Welcome to the new world of mobile network analytics. With millions of real-world consumer devices continually testing networks globally, we're measuring mobile experience on a scale that's never before been possible. Crowdsourced on-device data is the next evolution in network testing.
OpenSignal data is collected from regular consumer smartphones and recorded under conditions of normal usage. As opposed to drive-test data, which simulates the typical user experience by employing a limited set of devices to measure networks in a small number of locations, we take our measurements from millions of smartphones owned by normal people who have downloaded the OpenSignal app. Those measurements are taken wherever users happen to be, whether indoors or out, in a city or in the countryside, representing performance the way users experience it.
While drive-testing can be a useful engineering tool, through crowdsourced on-device data OpenSignal is able to measure the reliability and availability of a network, and the impact on the experience of regular users. We can measure how signal and speed change in particular areas over long periods of time. The same place that received a stellar 4G connection at one time could turn into a dead zone a few hours later if nearby cell towers become congested.
The OpenSignal Android app runs constantly in the background at low power, noting changes in network conditions and performing dozens of individual tests.

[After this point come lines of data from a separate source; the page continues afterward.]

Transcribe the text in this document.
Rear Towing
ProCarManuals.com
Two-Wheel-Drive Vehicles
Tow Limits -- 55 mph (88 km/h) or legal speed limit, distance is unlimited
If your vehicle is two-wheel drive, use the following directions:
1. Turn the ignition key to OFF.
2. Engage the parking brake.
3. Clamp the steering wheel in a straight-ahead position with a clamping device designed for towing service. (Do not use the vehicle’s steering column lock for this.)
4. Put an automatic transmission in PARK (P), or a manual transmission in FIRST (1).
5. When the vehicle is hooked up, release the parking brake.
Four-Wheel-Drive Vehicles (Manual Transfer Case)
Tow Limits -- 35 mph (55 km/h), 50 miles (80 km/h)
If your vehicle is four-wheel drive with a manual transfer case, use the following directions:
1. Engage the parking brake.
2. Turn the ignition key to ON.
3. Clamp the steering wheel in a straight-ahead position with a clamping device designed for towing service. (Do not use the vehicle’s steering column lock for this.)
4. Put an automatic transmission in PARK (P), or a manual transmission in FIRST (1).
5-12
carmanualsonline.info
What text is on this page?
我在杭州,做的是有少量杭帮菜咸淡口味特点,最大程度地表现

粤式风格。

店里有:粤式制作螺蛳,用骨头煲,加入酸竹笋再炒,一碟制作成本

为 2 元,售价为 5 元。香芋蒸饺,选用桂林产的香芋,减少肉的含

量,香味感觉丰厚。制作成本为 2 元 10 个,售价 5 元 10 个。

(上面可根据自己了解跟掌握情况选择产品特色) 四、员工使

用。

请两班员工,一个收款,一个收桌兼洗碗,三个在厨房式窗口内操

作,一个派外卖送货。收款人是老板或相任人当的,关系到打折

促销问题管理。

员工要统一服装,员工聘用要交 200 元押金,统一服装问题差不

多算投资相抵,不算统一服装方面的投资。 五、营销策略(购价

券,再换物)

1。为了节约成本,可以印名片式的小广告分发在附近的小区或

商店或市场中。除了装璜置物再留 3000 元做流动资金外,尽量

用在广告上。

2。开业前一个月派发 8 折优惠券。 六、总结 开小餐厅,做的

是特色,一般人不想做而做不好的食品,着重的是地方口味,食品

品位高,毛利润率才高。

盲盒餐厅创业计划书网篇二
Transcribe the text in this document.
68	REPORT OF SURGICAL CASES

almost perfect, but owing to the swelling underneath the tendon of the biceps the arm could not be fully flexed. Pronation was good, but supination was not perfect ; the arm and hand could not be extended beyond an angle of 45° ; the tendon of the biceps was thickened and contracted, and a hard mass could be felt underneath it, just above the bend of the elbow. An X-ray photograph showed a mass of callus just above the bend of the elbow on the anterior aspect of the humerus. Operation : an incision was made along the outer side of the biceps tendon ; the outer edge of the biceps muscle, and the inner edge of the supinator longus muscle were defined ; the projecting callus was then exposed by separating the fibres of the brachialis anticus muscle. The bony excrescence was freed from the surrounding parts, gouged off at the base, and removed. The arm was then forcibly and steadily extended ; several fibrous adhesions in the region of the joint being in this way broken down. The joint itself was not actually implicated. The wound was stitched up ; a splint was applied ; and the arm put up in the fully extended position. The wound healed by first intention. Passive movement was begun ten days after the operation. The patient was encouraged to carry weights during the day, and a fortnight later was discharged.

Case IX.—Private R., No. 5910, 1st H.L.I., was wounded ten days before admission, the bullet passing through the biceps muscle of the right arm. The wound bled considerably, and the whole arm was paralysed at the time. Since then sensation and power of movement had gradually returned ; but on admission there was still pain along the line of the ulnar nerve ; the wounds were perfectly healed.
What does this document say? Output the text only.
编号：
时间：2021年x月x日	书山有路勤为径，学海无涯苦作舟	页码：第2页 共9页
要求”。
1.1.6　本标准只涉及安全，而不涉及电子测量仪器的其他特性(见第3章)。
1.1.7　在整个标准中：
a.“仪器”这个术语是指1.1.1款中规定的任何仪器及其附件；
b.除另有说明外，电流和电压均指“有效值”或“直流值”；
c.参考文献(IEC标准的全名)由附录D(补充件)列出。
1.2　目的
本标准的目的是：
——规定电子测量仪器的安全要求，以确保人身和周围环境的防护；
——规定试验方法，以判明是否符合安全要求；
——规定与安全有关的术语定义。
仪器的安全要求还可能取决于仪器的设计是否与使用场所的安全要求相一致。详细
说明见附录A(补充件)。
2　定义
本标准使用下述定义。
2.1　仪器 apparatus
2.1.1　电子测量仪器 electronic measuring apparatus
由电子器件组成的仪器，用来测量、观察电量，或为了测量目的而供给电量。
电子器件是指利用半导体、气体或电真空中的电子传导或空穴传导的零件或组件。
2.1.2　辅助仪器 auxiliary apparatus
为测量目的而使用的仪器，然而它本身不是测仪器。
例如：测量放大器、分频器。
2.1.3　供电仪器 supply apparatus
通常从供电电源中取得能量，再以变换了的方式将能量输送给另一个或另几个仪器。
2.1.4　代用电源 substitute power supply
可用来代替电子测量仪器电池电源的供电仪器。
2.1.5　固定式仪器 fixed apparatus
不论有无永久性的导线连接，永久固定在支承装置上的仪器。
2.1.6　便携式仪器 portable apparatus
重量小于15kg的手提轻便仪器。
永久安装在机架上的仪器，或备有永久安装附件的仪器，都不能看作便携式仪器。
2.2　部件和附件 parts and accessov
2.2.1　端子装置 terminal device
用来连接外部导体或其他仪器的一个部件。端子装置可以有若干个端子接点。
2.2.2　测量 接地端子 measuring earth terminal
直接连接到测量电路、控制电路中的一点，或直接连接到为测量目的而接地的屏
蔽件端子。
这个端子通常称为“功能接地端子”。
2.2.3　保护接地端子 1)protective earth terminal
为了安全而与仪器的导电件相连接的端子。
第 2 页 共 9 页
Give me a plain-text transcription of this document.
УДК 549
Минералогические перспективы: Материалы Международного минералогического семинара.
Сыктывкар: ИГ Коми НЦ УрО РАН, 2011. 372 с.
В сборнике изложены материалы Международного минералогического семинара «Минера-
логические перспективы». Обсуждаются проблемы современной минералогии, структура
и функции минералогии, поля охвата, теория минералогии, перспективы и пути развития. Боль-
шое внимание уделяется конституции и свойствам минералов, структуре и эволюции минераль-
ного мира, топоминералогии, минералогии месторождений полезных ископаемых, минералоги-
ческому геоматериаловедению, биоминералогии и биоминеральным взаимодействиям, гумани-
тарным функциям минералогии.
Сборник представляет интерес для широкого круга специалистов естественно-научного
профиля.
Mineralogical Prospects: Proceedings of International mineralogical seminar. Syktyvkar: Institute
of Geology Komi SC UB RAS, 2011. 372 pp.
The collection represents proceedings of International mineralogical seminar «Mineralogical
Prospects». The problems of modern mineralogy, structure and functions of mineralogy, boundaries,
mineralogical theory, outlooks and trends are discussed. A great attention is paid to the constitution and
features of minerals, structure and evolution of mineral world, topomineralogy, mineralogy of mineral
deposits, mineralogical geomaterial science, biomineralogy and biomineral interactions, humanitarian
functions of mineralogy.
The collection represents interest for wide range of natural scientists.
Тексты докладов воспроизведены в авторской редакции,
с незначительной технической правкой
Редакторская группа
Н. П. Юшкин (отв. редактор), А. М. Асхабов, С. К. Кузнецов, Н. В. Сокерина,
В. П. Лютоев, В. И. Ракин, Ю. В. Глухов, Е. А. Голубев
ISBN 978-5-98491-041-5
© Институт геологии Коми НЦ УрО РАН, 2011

This gives us an incredibly rich dataset that allows us to build up a complete picture of network experience.
Instead of measuring network conditions at a subset of random locations and times, we're collecting our data at the precise places people spend their time and the specific times they are actually using their devices. We run tests when people are indoors, when they are outdoors and when they are in vehicles. This allows us to measure the full range of consumer behavior in a way that is not possible through any other network testing method.
We also test across the full range of Android and iOS smartphones in the market, rather than limit ourselves to a handful of specific test devices. As new technologies like LTE-Advanced emerge or operators bring new 4G networks online in new spectrum, we see those capabilities emerge as soon as the smartphones that support them make it into the market.
We've collected terabytes of signal data from over 200 countries and we utilize the latest big-data technologies to analyze and process it. We have a team of data scientists dedicated to investigating our data as well as a team of analysts generating insights we can share in an easily digestible format.
Before any data is included in an analysis it is subject to a detailed quality assurance procedure. For example, we use a series of tests and filters to determine if a device is operating correctly and reporting accurate values. In addition, we have established thresholds on the amount of data we must collect to ensure our metrics meet conditions of statistical significance. Finally any statistical analysis contains a certain margin of error, which we factor into all of our country level reports. In some cases, that results in statistical draws for categories such as speed or availability and we make this clear in our reports.
Our high standards have led to our data being used by dozens of academics in over 100 published academic papers, including several authored by OpenSignal directly. For example, our data has been used to correlate telecom infrastructure against economic development in Boston neighborhoods, to show the variations in performance for different device models and to explore the links between rain and cellular availability.
OpenSignal testing is based on both user-initiated tests and background automated testing. While both types of tests can be useful, user-initiated measurements can be impacted when users choose to run them whereas background tests can be run at regular intervals throughout the day, allowing the app to capture a much broader range of network measurements throughout any given time period. By combining user-initiated and background testing we are able to accurately reproduce the complete user experience and remove the impact of relying solely on user-initiated speed tests.
We record data on speed, reliability, and our own metric, availability, which looks at the proportion of time users have a network connection. As we measure only where and when the user is using their phone, the availability metric determines whether the network is 'doing its job' by providing a connection where it's needed most. Looking at availability adds a key element of network assessment, time, that is not covered by more traditional metrics such as population and geographic coverage. Also, measuring every aspect of network performance gives us much more insight into consumer experience including, for example, the proportion of time people use Wifi and how that impacts their experience.
Note: OpenSignal's 'availability' metric used to be called 'time coverage'. We feel the name availability better represents what our crowdsourced community tracks: the real experience the typical consumer sees on a network.
With over 15 million downloads and a high app store rating, the OpenSignal app is the world's most popular network measuring app. We've also launched a companion app called WifiMapper that provides users with access to millions of free Wifi locations in any country in the world.
We have achieved this by putting our users first, making the app fun and useful while taking great care to protect their privacy. As a custodian of data donated by our users we take privacy very seriously, making sure we only record data related to network performance, and not sharing any personally identifying information with 3rd parties. We also invest a lot of resources to ensure the app minimises any battery and data consumption.